Jan
28
Remember me whining about my skin a while back? So I’ve been doing the Oil Cleansing Method off and on for a few weeks and overall I like what it does: deep cleans, leaves most of my face feeling soft and glowy, doesn’t cost a million dollars. (Con: since I wash my face in the bath each night, I have to clean the tub more often to fend off an Oily Ring of Ewwww.)

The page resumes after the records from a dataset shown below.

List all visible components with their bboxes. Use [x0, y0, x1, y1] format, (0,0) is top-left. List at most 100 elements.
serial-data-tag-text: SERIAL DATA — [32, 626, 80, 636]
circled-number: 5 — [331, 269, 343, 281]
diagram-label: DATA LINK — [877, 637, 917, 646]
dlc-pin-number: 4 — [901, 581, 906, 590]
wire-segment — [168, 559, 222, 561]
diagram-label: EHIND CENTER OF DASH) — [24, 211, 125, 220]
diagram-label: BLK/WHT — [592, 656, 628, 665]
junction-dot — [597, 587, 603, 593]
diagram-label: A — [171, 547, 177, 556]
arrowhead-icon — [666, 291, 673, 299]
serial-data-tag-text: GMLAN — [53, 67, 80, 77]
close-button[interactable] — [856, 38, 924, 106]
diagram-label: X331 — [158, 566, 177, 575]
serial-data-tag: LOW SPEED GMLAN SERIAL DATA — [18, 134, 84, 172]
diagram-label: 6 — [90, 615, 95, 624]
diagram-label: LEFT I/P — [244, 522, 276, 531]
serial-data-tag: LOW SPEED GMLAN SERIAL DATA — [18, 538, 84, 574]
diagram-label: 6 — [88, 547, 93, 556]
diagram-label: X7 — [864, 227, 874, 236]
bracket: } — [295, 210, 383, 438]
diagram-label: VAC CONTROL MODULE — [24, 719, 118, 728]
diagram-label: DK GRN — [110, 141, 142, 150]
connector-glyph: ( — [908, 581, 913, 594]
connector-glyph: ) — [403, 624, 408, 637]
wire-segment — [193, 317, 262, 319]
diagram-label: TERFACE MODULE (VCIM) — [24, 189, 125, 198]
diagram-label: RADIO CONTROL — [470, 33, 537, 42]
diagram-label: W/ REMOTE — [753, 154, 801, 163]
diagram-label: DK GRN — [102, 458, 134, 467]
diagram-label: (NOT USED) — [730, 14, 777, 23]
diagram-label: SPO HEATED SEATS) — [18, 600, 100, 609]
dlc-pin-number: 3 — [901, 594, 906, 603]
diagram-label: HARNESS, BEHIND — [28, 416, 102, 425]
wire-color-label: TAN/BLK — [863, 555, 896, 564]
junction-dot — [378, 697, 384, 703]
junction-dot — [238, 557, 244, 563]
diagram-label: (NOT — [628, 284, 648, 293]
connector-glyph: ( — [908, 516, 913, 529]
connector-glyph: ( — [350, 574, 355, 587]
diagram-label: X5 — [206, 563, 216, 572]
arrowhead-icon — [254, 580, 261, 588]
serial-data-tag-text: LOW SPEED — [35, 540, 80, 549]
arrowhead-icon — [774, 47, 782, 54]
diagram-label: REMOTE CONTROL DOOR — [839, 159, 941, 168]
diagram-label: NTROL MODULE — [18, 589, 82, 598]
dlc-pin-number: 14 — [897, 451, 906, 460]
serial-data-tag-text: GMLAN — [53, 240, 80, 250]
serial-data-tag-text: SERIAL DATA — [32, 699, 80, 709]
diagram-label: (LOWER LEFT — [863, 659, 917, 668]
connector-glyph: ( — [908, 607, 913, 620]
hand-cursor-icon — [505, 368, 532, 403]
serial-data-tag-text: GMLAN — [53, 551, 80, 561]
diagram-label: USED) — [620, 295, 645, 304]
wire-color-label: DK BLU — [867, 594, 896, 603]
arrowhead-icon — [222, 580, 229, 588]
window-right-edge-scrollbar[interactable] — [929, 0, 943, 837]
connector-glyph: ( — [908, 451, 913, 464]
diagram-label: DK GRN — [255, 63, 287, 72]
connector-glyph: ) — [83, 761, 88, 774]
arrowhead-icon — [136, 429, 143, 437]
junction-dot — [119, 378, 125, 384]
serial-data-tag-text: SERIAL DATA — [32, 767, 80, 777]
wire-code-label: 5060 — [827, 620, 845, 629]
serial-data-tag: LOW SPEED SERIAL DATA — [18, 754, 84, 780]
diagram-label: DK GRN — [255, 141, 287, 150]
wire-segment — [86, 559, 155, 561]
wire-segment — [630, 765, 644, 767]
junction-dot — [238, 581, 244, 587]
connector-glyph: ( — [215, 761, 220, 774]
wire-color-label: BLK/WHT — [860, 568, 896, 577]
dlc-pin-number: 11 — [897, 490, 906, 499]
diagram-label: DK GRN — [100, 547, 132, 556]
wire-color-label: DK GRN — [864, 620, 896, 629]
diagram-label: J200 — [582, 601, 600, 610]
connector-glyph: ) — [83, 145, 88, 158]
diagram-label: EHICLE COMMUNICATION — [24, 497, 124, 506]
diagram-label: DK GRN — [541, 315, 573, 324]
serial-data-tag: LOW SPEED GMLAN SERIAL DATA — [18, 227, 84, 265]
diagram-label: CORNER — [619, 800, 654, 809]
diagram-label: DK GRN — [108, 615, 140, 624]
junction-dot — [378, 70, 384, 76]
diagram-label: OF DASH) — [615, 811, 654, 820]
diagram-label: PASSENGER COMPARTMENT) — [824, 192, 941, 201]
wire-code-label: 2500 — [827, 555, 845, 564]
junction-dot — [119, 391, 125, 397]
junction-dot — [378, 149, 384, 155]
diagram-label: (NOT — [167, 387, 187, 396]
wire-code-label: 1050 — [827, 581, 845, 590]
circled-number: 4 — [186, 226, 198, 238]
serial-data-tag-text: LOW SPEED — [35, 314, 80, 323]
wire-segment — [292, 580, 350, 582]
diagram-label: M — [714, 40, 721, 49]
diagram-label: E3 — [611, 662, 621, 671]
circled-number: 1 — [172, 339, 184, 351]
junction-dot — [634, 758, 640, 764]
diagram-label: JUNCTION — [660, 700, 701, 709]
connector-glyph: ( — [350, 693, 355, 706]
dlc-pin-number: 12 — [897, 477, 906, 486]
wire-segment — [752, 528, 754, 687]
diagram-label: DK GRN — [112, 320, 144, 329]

The rashy whatever-it-is on my chin didn’t go away, though, and it seems like it’s slowly but steadily getting worse ever since it first showed up at the beginning of last summer, with spots showing up on my forehead now. I miss having decent skin, you guys. I don’t think I’m quite to the Oozing Leprous stage yet, but I feel wildly self-conscious all the time now. Unattractive.
I finally went back to the dermatologist, who promptly re-prescribed the original antibiotic that gave me headaches (Minocycline), and I took one last night and went UGH MY HEAD.
Goddamnit.
I keep wondering what it is that’s changed. Diet? Makeup? Skincare products? Nothing comes to mind, I’ve tried all sorts of different things and haven’t noticed any kind of pattern. But then last night while googling around for hormones+aging30-somethings+WTFISWRONGWITHMYFACE it finally occurred to me that maybe it’s my birth control?
Could that even be possible? I’ve had an IUD ever since Dylan was born, which is in fact when it was factory-installed, and it seems weird that I’d start having some random side effect 2.5 years afterwards.
Still, maybe she’s born with it . . . maybe it’s Mirena. Now if only there was some sort of Harry Potter spell for having it removed. (Cervixa Disapparition. Expulso No-Feel-Um. Libera Uterineum Bye-Bye.) You’d think I would have learned a thing or two from the process of pursuing pregnancy, but three years ago I wasn’t really thinking ahead to this thing’s exit strategy, and I’m just saying, IT DOESN’T SOUND PLEASANT.
Jan
27
When will I start taking classes again? I don’t know. I know it’s not the right time, right now. If I had schoolwork looming over my head each day I’d feel like no matter what I was doing, I wasn’t getting enough done. I’d be constantly tempted to stash the kids in front of the TV so I could finish an assignment or read a quick chapter or print a report or whatever it was. I battle that feeling enough as is with my freelance work, I don’t want to tip the scales any more than they already are. God, I don’t even know if the things I was interested in studying are the things I’m still interested in pursuing as a career.
When will I start sitting down and writing something of substance, maybe even the book I’ve long believed/hoped I would write? I don’t know. I produce 70+ billable articles a month, it leaves me with little desire to spend even more time tapping away at the keyboard. Even though I miss creating words for pleasure.
When will we follow through that dream of living in Oregon? Oh, I don’t know, I don’t know. We’re more entrenched than ever right now, no plans to put the house back on the market any time soon. I never really thought we’d still be here for our kids to start school, but this month I sign Riley up for kindergarten. It’ll be fall before we know it.
I feel like I’m in a sort of holding pattern, but I don’t know what change I’m waiting for. For the kids to start school? For more money, more time, more convenience—as though these things are guaranteed? As though I haven’t learned time and time again that success comes from making my own change?
Thing seem cloudy, these days. Not sad; obscured. I don’t know if I should be content with my today, or trying harder to aim into tomorrow.